July 1: “We are a great country, and shall become one of the greatest in the universe if we preserve it; we shall sink into insignificance and adversity if we suffer it to be broken.” — John A. Macdonald, Canada’s first Prime Minister, sworn in on this day in 1867. Macdonald had wanted the new country to be called the Kingdom of Canada; the British government talked him out of it.
July 2: “It ought to be solemnized with Pomp and Parade, with Shews, Games, Sports, Guns, Bells, Bonfires and Illuminations from one End of this Continent to the other from this Time forward forever more.” — John Adams, writing to his wife Abigail 250 years ago, predicting to her that July 2, 1776, the day on which the Continental Congress voted to declare independence from Great Britain, would be celebrated as America’s birthday.

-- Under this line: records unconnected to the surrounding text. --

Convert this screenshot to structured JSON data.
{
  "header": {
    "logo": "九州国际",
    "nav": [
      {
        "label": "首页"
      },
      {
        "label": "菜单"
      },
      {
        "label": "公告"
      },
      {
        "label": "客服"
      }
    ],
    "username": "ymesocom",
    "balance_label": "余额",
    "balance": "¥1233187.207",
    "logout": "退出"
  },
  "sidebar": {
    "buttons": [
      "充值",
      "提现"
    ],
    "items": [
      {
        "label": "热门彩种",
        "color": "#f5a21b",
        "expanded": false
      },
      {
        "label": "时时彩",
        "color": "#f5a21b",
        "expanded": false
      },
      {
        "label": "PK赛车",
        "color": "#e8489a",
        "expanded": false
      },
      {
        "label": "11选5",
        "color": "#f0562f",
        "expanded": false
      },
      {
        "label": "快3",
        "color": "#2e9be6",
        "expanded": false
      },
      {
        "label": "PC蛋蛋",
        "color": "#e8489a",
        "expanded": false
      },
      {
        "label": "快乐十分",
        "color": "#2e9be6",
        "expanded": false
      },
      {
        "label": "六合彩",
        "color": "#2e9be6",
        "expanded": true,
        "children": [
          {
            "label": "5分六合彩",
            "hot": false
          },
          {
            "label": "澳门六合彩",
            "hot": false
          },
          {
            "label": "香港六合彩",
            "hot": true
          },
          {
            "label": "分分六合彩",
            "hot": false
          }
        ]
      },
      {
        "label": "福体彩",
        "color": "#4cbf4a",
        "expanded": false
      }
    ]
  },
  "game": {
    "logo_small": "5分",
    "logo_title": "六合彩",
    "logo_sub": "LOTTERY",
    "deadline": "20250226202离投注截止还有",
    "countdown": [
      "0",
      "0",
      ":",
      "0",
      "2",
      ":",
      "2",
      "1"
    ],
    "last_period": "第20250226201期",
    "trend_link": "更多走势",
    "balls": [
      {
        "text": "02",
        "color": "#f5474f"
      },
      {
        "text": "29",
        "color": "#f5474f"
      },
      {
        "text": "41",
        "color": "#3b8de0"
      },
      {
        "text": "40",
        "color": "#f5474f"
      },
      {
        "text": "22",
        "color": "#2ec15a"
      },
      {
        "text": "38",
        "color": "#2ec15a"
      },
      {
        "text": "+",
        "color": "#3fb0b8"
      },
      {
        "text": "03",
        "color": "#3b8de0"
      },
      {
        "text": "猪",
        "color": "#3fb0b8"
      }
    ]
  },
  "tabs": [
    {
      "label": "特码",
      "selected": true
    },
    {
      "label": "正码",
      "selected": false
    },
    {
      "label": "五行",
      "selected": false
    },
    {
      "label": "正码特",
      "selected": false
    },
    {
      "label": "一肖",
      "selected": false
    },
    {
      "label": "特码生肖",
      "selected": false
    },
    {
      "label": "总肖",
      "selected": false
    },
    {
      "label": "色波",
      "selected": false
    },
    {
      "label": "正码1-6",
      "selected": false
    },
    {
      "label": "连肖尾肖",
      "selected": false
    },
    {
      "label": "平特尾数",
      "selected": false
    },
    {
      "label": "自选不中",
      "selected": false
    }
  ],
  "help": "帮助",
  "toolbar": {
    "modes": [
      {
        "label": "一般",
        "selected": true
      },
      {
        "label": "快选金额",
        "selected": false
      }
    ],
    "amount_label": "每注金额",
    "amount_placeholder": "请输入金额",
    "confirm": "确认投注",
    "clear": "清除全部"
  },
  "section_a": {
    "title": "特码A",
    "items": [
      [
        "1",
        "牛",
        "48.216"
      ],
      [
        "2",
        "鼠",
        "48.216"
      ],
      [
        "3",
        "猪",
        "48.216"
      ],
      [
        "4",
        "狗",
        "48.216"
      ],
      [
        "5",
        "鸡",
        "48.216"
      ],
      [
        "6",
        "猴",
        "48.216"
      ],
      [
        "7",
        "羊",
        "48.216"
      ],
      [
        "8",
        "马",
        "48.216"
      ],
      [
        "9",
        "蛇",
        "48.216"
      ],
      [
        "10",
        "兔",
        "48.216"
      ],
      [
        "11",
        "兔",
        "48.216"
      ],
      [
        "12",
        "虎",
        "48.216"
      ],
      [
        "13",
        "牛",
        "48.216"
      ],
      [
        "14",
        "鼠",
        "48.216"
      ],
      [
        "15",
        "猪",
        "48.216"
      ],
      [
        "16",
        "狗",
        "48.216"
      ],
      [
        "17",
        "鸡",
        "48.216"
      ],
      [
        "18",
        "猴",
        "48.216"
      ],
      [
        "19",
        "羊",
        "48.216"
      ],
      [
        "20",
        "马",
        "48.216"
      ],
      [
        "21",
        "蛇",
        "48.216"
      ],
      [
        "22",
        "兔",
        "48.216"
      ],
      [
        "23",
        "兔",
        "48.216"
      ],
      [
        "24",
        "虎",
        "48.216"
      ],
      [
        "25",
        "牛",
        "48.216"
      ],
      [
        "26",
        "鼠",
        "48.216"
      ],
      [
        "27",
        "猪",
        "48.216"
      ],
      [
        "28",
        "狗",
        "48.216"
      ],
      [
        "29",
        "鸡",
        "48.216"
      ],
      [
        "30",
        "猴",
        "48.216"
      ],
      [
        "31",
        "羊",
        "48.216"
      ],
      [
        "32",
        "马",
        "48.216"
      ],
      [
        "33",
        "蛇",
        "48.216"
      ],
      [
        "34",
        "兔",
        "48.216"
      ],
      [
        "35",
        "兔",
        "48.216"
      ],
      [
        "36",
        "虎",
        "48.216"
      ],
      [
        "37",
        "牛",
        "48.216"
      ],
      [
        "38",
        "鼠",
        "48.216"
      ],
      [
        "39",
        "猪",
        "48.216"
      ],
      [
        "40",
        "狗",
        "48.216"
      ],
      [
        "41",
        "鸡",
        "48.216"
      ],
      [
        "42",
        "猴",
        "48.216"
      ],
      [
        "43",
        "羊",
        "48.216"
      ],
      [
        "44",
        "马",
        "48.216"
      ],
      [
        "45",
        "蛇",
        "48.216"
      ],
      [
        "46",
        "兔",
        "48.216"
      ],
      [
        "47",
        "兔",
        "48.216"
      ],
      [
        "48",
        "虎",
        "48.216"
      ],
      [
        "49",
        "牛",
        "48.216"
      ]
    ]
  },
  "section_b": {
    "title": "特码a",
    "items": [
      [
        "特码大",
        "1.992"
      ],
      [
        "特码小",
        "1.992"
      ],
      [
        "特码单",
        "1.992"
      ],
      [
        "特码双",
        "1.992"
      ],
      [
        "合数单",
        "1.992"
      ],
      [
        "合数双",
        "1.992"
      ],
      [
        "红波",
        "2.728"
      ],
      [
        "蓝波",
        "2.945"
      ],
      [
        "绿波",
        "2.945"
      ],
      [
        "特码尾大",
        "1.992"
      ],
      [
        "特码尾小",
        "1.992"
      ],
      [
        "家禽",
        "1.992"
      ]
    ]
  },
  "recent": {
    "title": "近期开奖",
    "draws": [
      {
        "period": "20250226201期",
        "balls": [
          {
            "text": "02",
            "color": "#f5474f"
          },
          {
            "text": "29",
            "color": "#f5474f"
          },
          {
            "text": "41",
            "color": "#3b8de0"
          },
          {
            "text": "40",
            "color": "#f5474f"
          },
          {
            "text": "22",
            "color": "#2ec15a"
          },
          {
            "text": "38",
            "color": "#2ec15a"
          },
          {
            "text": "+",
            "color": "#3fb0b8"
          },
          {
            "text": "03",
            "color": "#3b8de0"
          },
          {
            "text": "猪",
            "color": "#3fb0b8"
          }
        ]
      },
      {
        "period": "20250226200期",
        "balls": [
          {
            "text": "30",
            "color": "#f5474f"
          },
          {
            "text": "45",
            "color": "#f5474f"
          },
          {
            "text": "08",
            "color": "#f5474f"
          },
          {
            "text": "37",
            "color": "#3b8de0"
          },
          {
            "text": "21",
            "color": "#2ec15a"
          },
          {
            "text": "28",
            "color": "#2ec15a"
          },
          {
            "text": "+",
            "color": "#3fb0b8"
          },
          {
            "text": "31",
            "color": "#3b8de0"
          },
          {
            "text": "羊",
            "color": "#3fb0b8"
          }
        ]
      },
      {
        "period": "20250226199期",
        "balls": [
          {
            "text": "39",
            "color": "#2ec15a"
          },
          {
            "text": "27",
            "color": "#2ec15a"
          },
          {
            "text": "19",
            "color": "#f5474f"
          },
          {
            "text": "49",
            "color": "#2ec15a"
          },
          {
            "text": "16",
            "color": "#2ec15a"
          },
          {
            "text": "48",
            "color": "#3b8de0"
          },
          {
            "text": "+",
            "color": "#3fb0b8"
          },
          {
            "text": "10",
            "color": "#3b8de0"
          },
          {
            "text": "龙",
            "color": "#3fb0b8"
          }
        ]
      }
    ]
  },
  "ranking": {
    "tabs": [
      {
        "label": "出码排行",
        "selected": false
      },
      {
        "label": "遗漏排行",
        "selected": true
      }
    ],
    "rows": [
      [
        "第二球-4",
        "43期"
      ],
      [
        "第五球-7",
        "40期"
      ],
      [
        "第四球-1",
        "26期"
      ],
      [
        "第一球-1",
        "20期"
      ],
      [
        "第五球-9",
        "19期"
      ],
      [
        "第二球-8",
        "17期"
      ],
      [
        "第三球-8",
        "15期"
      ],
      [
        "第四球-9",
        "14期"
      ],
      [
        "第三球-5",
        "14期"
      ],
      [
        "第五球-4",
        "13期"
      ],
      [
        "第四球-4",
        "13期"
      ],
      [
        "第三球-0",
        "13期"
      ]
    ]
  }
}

July 3: “I have not had one unpleasant moment.” — Spencer Gore, the 27-year-old rackets player who won the first Wimbledon championship on this day in 1877, defeating William Marshall 6-1, 6-2, 6-4 in a final that lasted 48 minutes.
July 4: “Fans, for the past two weeks you have been reading about the bad break I got. Yet today I consider myself the luckiest man on the face of the earth.” — Lou Gehrig, speaking at Yankee Stadium on this day in 1939, two weeks after the New York Yankees first baseman had retired at 36 after being diagnosed with amyotrophic lateral sclerosis.



From the names of the players, as well as the fact that they even played soccer, much less at that level, it is clear diversity played a major role in the 1950 team. And now look at where that has brought us as a nation in just 76 years.